Unfortunately, there is no simple procedure or metric to ensure algorithmic decisions are fair.

Four key principles for designing equitable algorithms are presented:

1. Measurement error: a) Label bias, b) Feature bias

2. Sample bias

3. Model form, including model interpretability

4. Externalities and equilibrium effects

Background:

1. Measurement error It is argued that label bias often poses significant challenges to constructing equitable risk scores, and indeed label bias is perhaps the most serious obstacle facing fair machine learning. Feature bias, however, can often be dealt with more easily in practice, though complications still remain.

1a) Label bias Two problems occur regarding label bias: i) We typically only observe crime that results in a conviction or an arrest; ii) We only observe counterfactual outcomes, i.e., what happened conditional on the judge’s actual detention decision.

There are no perfect solutions to the general problem of label bias. It is discussed how in certain applications, one can mitigate these tricky statistical issues.

1b) Feature bias Situations occur in which features are not equally predictive across (sub)groups. However, subgroup validity is not always desirable since the relationship between predictors and labels may plausibly differ across group even when predictors and labels are accurately measured. One may be able to gather better data with greater investment of time and money. Focussing on a relatively short list of key features provides most of the predictive power, reducing costs.

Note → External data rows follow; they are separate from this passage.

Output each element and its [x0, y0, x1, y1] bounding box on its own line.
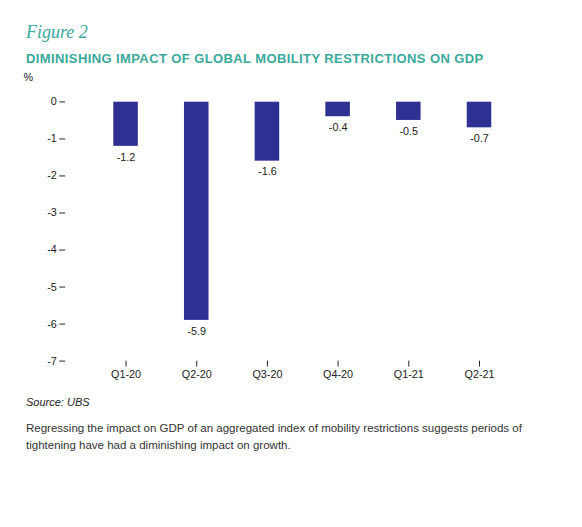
svg-text:-0.7: -0.7	[470, 132, 489, 144]
svg-text:-1: -1	[47, 132, 57, 144]
svg-text:-6: -6	[47, 318, 57, 330]
html-text:Figure 2: Figure 2	[26, 22, 88, 42]
svg-text:-5: -5	[47, 281, 57, 293]
svg-text:-1.6: -1.6	[258, 165, 277, 177]
svg-text:Q2-21: Q2-21	[464, 368, 494, 380]
svg-text:Q2-20: Q2-20	[182, 368, 212, 380]
svg-text:Q1-21: Q1-21	[394, 368, 424, 380]
html-text:Regressing the impact on GDP o: Regressing the impact on GDP of an aggre…	[26, 422, 522, 451]
svg-text:-7: -7	[47, 355, 57, 367]
svg-text:0: 0	[51, 95, 57, 107]
svg-text:-3: -3	[47, 206, 57, 218]
html-text:DIMINISHING IMPACT OF GLOBAL M: DIMINISHING IMPACT OF GLOBAL MOBILITY RE…	[26, 51, 484, 66]
svg-text:-0.5: -0.5	[399, 125, 418, 137]
svg-text:Q4-20: Q4-20	[323, 368, 353, 380]
svg-text:-2: -2	[47, 169, 57, 181]
html-text:Source: UBS: Source: UBS	[26, 396, 90, 408]
svg-text:Q1-20: Q1-20	[111, 368, 141, 380]
svg-text:Q3-20: Q3-20	[252, 368, 282, 380]
svg-text:-1.2: -1.2	[117, 151, 136, 163]
svg-text:-0.4: -0.4	[329, 121, 348, 133]
svg-text:%: %	[23, 71, 33, 83]
svg-text:-4: -4	[47, 243, 57, 255]
svg-text:-5.9: -5.9	[187, 325, 206, 337]
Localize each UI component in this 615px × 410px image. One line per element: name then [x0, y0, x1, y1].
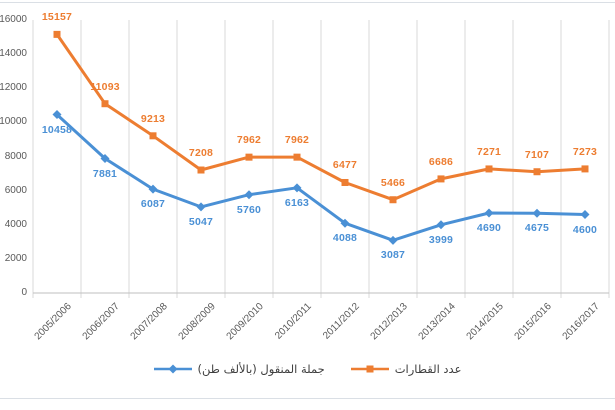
data-label: 3087 — [380, 249, 406, 262]
square-marker — [245, 153, 253, 161]
data-label: 6163 — [284, 196, 310, 209]
diamond-marker — [292, 183, 302, 193]
data-label: 11093 — [90, 80, 120, 93]
diamond-marker — [580, 210, 590, 220]
legend-label-trains: عدد القطارات — [394, 362, 462, 376]
data-label: 5466 — [380, 176, 406, 189]
data-label: 7208 — [188, 147, 214, 159]
data-label: 3999 — [428, 233, 454, 246]
diamond-marker — [436, 220, 446, 230]
data-label: 4088 — [332, 232, 358, 245]
square-marker — [437, 175, 445, 183]
diamond-marker — [244, 190, 254, 200]
data-label: 7881 — [92, 167, 118, 180]
data-label: 7273 — [572, 145, 598, 158]
y-tick-label: 16000 — [0, 14, 27, 25]
top-frame-line — [0, 2, 615, 3]
legend-label-freight: جملة المنقول (بالألف طن) — [197, 362, 325, 376]
y-tick-label: 0 — [21, 287, 27, 298]
square-marker — [581, 165, 589, 173]
diamond-marker — [340, 218, 350, 228]
y-tick-label: 8000 — [4, 150, 27, 162]
square-marker — [533, 168, 541, 176]
diamond-marker — [196, 202, 206, 212]
data-label: 7271 — [476, 145, 502, 158]
series-line-square — [55, 32, 587, 202]
square-marker — [485, 165, 493, 173]
data-label: 5760 — [236, 203, 262, 216]
data-label: 15157 — [41, 11, 73, 24]
chart-legend: عدد القطارات جملة المنقول (بالألف طن) — [0, 357, 615, 381]
diamond-marker — [52, 110, 62, 120]
y-tick-label: 12000 — [0, 82, 27, 94]
data-label: 7962 — [284, 134, 310, 147]
legend-entry-freight: جملة المنقول (بالألف طن) — [153, 362, 325, 376]
data-label: 4690 — [476, 221, 502, 234]
square-marker — [101, 100, 109, 108]
square-marker — [293, 153, 301, 161]
diamond-marker — [484, 208, 494, 218]
data-label: 6477 — [332, 159, 358, 172]
diamond-marker — [532, 208, 542, 218]
diamond-marker — [388, 235, 398, 245]
data-label: 4600 — [572, 223, 598, 236]
y-tick-label: 14000 — [0, 48, 27, 60]
y-tick-label: 4000 — [4, 218, 27, 230]
data-label: 7107 — [524, 148, 550, 161]
series-line-diamond — [55, 113, 587, 242]
square-marker — [53, 30, 61, 38]
square-marker — [341, 178, 349, 186]
legend-entry-trains: عدد القطارات — [350, 362, 462, 376]
diamond-marker — [148, 184, 158, 194]
square-marker — [197, 166, 205, 174]
data-label: 10458 — [41, 123, 73, 136]
bottom-frame-line — [0, 398, 615, 399]
y-tick-label: 2000 — [4, 252, 27, 264]
data-label: 9213 — [140, 112, 166, 125]
data-label: 4675 — [524, 222, 550, 235]
square-marker — [149, 132, 157, 140]
diamond-marker — [100, 154, 110, 164]
legend-marker-square-icon — [350, 363, 389, 375]
data-label: 5047 — [188, 215, 214, 228]
y-tick-label: 6000 — [4, 184, 27, 196]
data-label: 6686 — [428, 155, 454, 168]
data-label: 6087 — [140, 198, 166, 211]
square-marker — [389, 196, 397, 204]
data-label: 7962 — [236, 134, 262, 147]
legend-marker-diamond-icon — [153, 363, 192, 375]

2. Sample bias One should train algorithms on datasets that are representative of the populations on which they are ultimately applied. As with measurement error, there is no complete solution to the problem of sample bias. In many settings, it may be prohibitively difficult to obtain representative data. In particular, even an imperfect algorithm may in some circumstances be better than leaving decisions to similarly imperfect humans who have their own biases.

3. Model form When the feature space is low-dimensional and the training data are abundant, the precise statistical strategy chosen has little effect on the resulting estimates. Though this is an admittedly best-case scenario, it is not far from reality in some common risk assessment applications. In the risk assessment community, there is a growing push to design statistical models that are simple, transparent, and explainable to domain experts. Simpler models may better transfer from one population to another by capturing general relationships rather than idiosyncratic patterns, partially alleviating concerns about sample bias in the training data.

4. Externalities and equilibrium effects Understanding fairness in more complex environments is a challenge. Some decisions are better thought of as group rather than individual choices. In university admissions, a diverse student body may benefit the entire institution, creating interdependencies between applicants. Deploying an algorithm can also change the behavior of more distant actors in a complex system. For example, a pretrial risk assessment tool could change the upstream actions of officers and prosecutors who compensate for the expected outcomes of their decisions. While it is easy to enumerate such potential complications, it is admittedly difficult to quantify their effects or to translate such observations to actionable insights.